Dr Mike Tempest, Technical Director of LMC, said “We are delighted with this news as we have been striving for some time to achieve recognition that the high standard of FQAS approved producers goes a considerable way towards meeting cross-compliance requirements. This new positive weighting is a big feather in the cap of dedicated FQAS producers. Together with the lower farm inspection frequency for assurance scheme members in relation to the new Food Hygiene Regulations (agreed between Assured Food Standards, the Red Tractor body to which FQAS belongs and Local Authorities in GB) which is recognised by the Food Standards Agency and DARD in Northern Ireland, this further reduction in the inspection burden will bring significant benefits for FQAS members. We now have to see if the same positive low-risk weighting for FQAS members can be included in the Cross-Compliance risk criteria used by the Northern Ireland Environment Agency (NIEA) (formally Environment & Heritage Service) and Veterinary Services (VS)”.

New 14-Character Eartag Numbers

The Department of Agriculture and Rural Development (DARD) wants to remind herd-keepers of important changes to the cattle ear-tag numbering scheme. From 30 September 2008 cattle ear-tags of less than 14 characters may no longer be used for new calves.

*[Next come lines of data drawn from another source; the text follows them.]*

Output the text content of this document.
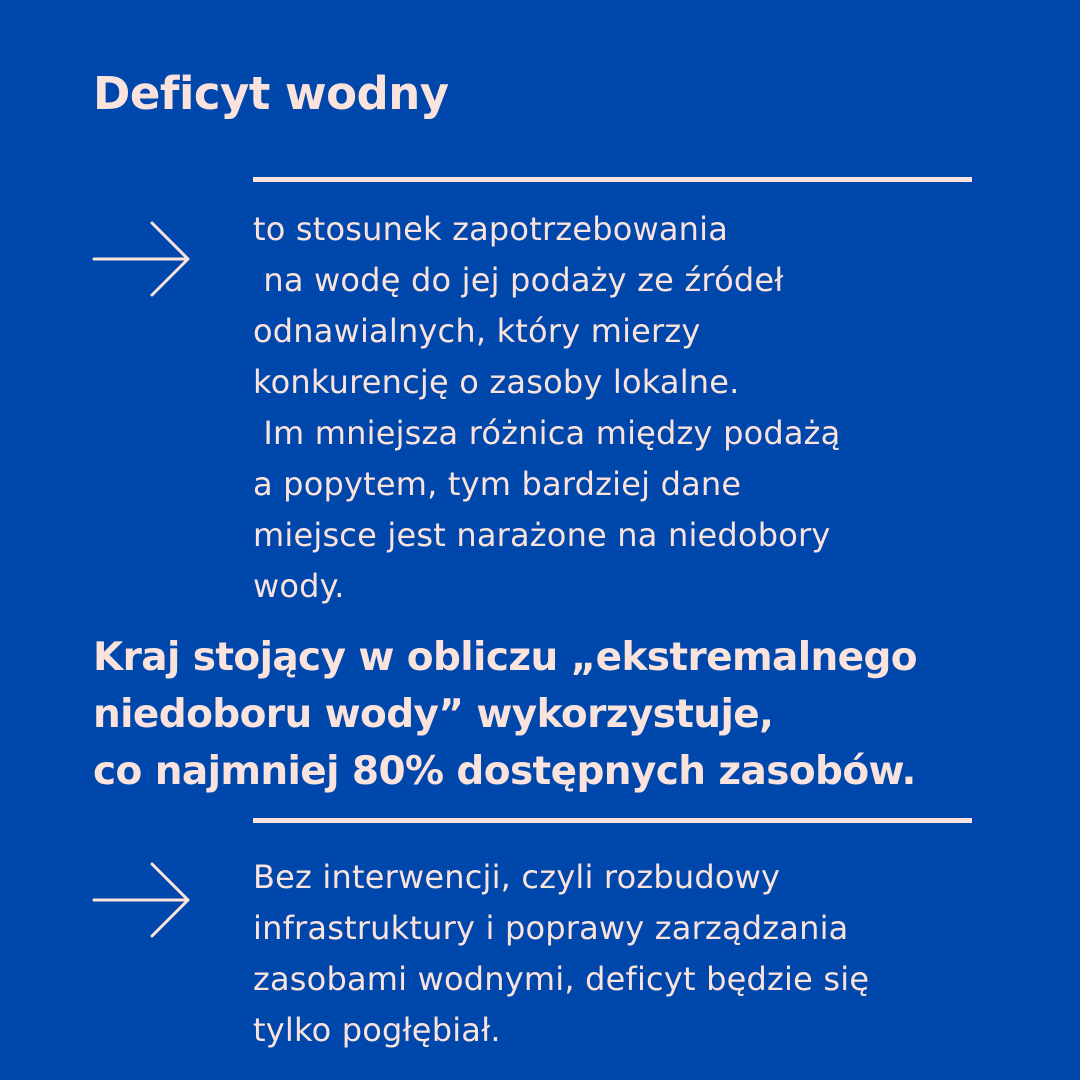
Deficyt wodny

to stosunek zapotrzebowania
na wodę do jej podaży ze źródeł
odnawialnych, który mierzy
konkurencję o zasoby lokalne.
Im mniejsza różnica między podażą
a popytem, tym bardziej dane
miejsce jest narażone na niedobory
wody.

Kraj stojący w obliczu „ekstremalnego
niedoboru wody” wykorzystuje,
co najmniej 80% dostępnych zasobów.

Bez interwencji, czyli rozbudowy
infrastruktury i poprawy zarządzania
zasobami wodnymi, deficyt będzie się
tylko pogłębiał.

In September 2007,DARD announced that all ear-tags would be printed in 14-character format. EU legislation has always allowed any number of characters on cattle ear-tags, provided this does not exceed fourteen. However, for commercial reasons, some importers in other EU Member States insisted that ear-tags have 14 characters before they will accept cattle. In order to facilitate trade, since September 2007, DARD has issued all ear-tags numbers in 14-character format. A period of one year was allowed for existing stocks of ear-tags with less than 14 characters to be used up.

The industry is continuing to move towards Electronic Identification (EID) and those producers ordering electronic button tags should order them with the new 14-character format printed around the circumference of the tag.